Owning an MLB team is about slamming that black button as often as possible. It’s about taking on massive debts to acquire a club, paying them off with the essentially guaranteed revenues owning an MLB team brings, further increasing the franchise value whether you ever actually invest in the product itself or not, and then flipping the team to someone else to wipe away the rest of the debt and bring home more than was spent on the initial investment. The baseball on the field is incidental to all of this, the thing that exists mostly to let the owners cook the books in the same way the existence of Paddy’s Pub in It’s Always Sunny in Philadelphia lets Danny DeVito’s character cook the books. Frank could just like, run a bar instead of using it as a front for shell corporations and for hiding money, or MLB teams could just like, try to win at baseball instead of using the team as a front for shell corporations, but why do that when you can instead not do that? It’s much less work and risk to not do that when you already know the scam works.
So, expanding the postseason is just expanding the scam. Teams won’t have to try as hard. Even fewer free agents will likely be signed, and for less. Players might be non-tendered more often because there is less need for knowing what you’re going to get out of a player, so why spend on a known quantity when you can spend less on an unknown? What’s the punishment here, when the league is trying to keep a team like the Pirates from being laughed at and historically hapless by lowering the bar so much that even Pittsburgh might accidentally make the postseason every now and again?

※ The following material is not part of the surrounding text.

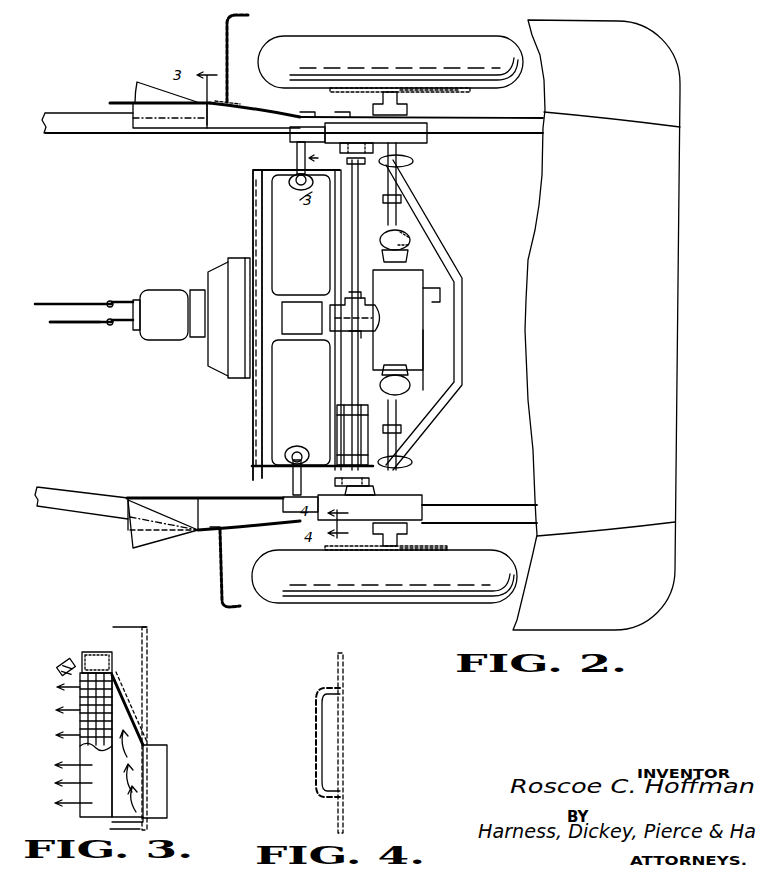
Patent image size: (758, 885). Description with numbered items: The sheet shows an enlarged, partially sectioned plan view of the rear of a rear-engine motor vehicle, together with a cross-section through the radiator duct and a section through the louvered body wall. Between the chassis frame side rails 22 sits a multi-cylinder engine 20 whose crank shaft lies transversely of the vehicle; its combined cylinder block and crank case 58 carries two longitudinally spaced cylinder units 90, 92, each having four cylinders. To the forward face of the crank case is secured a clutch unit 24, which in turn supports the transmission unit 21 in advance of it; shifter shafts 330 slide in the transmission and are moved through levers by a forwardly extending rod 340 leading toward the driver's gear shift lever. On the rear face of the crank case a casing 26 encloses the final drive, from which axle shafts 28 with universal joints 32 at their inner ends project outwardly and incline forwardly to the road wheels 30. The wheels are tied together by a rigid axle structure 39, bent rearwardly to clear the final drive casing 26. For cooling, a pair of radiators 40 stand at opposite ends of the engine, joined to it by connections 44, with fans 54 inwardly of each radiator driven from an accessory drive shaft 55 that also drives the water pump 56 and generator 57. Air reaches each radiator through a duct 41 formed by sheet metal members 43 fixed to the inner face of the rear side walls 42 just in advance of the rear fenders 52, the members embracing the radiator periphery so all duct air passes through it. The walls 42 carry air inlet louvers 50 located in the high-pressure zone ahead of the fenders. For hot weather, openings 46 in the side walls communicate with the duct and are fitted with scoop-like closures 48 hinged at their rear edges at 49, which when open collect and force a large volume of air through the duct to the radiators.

The good news is that there is zero reason for the Players Association to accept this permanent expansion of the postseason. They should know exactly what this will do to their own players, that it will just give teams even more reason to not care or try than they’ve already shown. Be ready for this to become a significant story, though, as the league attempts to paint the players as withholding all of this extra awesome special baseball from you, when it’s really the league which is always the one trying to limit the quality of the baseball you can consume.